O OLHO DO RINOCERONTE

Por Adriana Mayrinck


Enviado pelo autor, de Recife, recebi essa semana, surpreendida até pela rapidez, O OLHO DO RINOCERONTE, que atravessou o oceano atlântico, e aportou em Lisboa, não para ser lido, mas para ser apreciado.

E ao gostar muito da capa e deparar-me na contracapa com a seguinte descrição: Os rinocerontes são grandes mamíferos perissodáctilos (ungulados de dedos ímpares), da família Rhinocerontidae. Geralmente vivem isolados. Para demarcar território, pisam nas próprias fezes, acumulando em pilhas que podem atingir um metro de altura, às vezes escavam em volta pilhas, tornando-as ainda mais visíveis. Têm cabeça e tórax grandes e pernas curtas, olfato e audição potentes, seus olhos são pequenos, sua visão é fraca…

Fiquei pensando no quanto seria difícil escrever essa resenha e ler esse livro, confesso.

Depois como sempre, e mais uma vez, Frederico Spencer, surpreende:

…Mas esse livro não é sobre rinocerontes, é um livro de contos, com suas várias histórias que nos coloca frente a aspectos de verossimilhança com o comportamento animal. Todo o resto é mera ficção.

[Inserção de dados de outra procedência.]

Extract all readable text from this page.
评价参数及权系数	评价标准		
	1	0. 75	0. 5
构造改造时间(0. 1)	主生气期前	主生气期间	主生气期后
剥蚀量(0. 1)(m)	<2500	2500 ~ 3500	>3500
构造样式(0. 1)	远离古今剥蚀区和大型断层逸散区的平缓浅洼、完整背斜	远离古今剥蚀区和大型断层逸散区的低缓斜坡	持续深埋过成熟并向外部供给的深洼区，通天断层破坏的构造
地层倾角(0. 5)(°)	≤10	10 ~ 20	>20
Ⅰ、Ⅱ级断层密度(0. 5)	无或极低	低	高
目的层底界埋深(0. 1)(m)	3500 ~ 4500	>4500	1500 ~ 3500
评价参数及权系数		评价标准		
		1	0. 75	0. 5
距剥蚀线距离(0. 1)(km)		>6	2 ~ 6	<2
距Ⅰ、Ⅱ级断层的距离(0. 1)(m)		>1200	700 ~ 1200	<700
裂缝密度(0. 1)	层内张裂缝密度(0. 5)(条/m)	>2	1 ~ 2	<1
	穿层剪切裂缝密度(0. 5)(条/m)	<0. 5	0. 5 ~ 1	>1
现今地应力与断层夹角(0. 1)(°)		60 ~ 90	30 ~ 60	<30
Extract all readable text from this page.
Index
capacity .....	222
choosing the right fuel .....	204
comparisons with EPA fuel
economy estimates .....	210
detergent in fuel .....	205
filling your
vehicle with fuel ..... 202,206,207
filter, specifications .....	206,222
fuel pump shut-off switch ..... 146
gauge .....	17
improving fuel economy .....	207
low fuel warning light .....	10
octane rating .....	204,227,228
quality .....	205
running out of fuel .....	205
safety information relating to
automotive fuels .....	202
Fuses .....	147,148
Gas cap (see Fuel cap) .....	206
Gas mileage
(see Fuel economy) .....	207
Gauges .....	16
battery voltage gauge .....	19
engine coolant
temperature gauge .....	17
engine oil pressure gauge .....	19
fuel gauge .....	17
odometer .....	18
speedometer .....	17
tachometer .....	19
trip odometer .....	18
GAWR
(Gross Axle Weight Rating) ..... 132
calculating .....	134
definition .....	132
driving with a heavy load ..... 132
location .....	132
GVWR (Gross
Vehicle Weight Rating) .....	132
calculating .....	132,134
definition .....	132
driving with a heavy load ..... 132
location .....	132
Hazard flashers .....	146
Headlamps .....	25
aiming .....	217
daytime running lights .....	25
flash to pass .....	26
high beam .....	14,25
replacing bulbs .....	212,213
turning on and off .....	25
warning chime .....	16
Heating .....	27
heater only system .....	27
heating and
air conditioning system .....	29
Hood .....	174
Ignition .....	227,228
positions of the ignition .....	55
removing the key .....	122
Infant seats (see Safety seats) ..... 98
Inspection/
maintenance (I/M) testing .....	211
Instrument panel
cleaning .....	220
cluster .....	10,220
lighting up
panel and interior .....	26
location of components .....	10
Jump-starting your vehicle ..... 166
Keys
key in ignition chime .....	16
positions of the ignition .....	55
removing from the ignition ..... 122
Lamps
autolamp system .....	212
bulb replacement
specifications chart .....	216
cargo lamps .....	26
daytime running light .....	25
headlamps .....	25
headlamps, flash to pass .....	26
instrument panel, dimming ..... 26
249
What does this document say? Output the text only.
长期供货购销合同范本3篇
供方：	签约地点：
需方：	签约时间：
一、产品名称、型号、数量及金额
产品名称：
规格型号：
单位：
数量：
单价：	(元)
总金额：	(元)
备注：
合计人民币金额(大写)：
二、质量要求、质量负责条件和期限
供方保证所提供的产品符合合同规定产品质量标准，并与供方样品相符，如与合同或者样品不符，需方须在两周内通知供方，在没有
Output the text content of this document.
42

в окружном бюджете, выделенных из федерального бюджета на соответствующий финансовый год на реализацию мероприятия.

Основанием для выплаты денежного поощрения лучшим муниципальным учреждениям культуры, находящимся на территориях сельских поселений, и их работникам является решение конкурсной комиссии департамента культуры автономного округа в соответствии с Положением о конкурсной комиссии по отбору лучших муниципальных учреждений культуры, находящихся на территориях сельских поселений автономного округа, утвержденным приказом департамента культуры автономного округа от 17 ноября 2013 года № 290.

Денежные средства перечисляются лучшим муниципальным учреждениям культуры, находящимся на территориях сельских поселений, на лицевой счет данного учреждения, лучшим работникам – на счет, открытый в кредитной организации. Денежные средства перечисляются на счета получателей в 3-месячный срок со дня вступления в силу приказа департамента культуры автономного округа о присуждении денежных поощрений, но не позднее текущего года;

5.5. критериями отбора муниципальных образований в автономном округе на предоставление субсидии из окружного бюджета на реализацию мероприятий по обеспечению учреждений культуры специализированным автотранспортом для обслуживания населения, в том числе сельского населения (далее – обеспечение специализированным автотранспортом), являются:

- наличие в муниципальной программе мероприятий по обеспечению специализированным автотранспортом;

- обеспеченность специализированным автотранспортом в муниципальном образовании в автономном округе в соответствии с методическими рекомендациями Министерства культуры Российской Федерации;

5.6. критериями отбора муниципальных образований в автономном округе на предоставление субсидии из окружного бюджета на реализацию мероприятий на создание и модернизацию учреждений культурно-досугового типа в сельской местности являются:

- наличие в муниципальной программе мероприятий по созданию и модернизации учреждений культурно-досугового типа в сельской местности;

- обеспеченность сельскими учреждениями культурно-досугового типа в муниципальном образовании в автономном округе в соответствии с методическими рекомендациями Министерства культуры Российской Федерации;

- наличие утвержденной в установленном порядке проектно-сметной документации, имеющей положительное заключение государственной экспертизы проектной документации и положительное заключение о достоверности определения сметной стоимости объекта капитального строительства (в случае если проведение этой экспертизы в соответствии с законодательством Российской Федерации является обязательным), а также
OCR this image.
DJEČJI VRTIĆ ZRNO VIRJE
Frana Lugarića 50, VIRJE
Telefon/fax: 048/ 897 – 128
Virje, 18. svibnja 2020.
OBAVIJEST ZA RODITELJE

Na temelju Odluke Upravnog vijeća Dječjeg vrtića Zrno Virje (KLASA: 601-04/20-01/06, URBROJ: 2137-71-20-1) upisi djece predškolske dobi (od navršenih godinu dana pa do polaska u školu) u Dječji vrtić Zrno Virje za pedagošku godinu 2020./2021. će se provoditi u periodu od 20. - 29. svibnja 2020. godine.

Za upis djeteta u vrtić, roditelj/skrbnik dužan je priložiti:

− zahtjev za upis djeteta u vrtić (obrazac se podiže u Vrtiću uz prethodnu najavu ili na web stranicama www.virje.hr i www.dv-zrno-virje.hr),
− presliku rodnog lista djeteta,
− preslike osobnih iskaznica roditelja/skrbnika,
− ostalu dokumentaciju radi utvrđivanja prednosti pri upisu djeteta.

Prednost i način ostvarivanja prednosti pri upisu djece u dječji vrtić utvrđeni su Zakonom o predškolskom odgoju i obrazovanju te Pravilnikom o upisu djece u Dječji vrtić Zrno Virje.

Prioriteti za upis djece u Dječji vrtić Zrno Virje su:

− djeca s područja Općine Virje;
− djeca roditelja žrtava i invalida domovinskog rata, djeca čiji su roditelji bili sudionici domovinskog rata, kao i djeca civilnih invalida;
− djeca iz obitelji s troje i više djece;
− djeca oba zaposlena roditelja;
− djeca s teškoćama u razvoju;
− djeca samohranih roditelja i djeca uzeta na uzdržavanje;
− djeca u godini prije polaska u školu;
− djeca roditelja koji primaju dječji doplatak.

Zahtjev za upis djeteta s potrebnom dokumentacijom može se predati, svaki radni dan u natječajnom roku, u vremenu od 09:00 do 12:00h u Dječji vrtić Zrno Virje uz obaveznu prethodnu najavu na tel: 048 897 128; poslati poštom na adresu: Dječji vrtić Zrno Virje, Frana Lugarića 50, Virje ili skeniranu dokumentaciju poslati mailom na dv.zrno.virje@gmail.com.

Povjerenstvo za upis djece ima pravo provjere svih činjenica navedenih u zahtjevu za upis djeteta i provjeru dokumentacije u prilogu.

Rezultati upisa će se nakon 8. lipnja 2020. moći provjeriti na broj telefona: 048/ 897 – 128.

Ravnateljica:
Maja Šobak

E fui em busca, com avidez e curiosidade, dessas semelhanças que temos com esses seres que nunca fizeram parte do meu universo. E não consegui parar, até à última página. Li, reli, absorvi, aspirei, traguei cada palavra, embevecida pela forma quase poética e metafórica dos escritos. Cada conto tem a sua particularidade, uns emocionam, outro causa repulsa, outros despertam o pensamento, ensinam, preenchem a alma e confortam. E sempre nos conduzem para a inquietação. Daquelas que mexem com o que está sossegado dentro de nós e nos conduzem de volta a sensações escondidas na memória. E ficamos com o olhar perdido no tempo, imersos em nossos questionamentos e buscas. E é isso que o autor provoca, com O OLHO DO RINOCERONTE, uma imersão em nós mesmos. Em cada página, percebemos nas entrelinhas, as intenções, análise crítica, exercício de escrita, e cuidado na elaboração de cada conto. Frederico Spencer não escreveu para ser uma simples obra de entretenimento. Ele faz um chamamento ao leitor, para um mergulho no reflexo do espelho, no lado de dentro. Nos conduz até um ponto, depois solta a nossa mão e nos empurra para um mergulho íntimo. E deparamos com todas as nossas memórias, algumas esquecidas, outras abandonadas, consciente ou inconscientemente, estão lá e são despertadas em cada página do livro. Sensações e sentimentos, altruístas, egoístas, gentis, amáveis, humorados, solidários, irracionais, cruéis, sádicos, masoquistas, de sobrevivência ou simplesmente o que somos, ao nos despir de todas as influências do meio social e nos defrontarmos com a nossa nudez como ser humano, e em essência, como diz o autor, percebemos o quão somos semelhantes, com os nossos irmãos do mundo animal.

Além de agradecer, por essa imersão e despertar dos sentidos e pensamento, com uma leitura agradável e envolvente, parabenizo Frederico Spencer por saber usar as ferramentas certas e ser esse fio condutor, dentro da poesia ou da prosa, um autor completo, que utiliza como ninguém uma das ferramentas mais preciosa no espaço literário: a análise do ser humano e suas analogias, transportada por uma imensa capacidade de criação e conhecimento, não só estrutural e gramatical, mas, principalmente poética.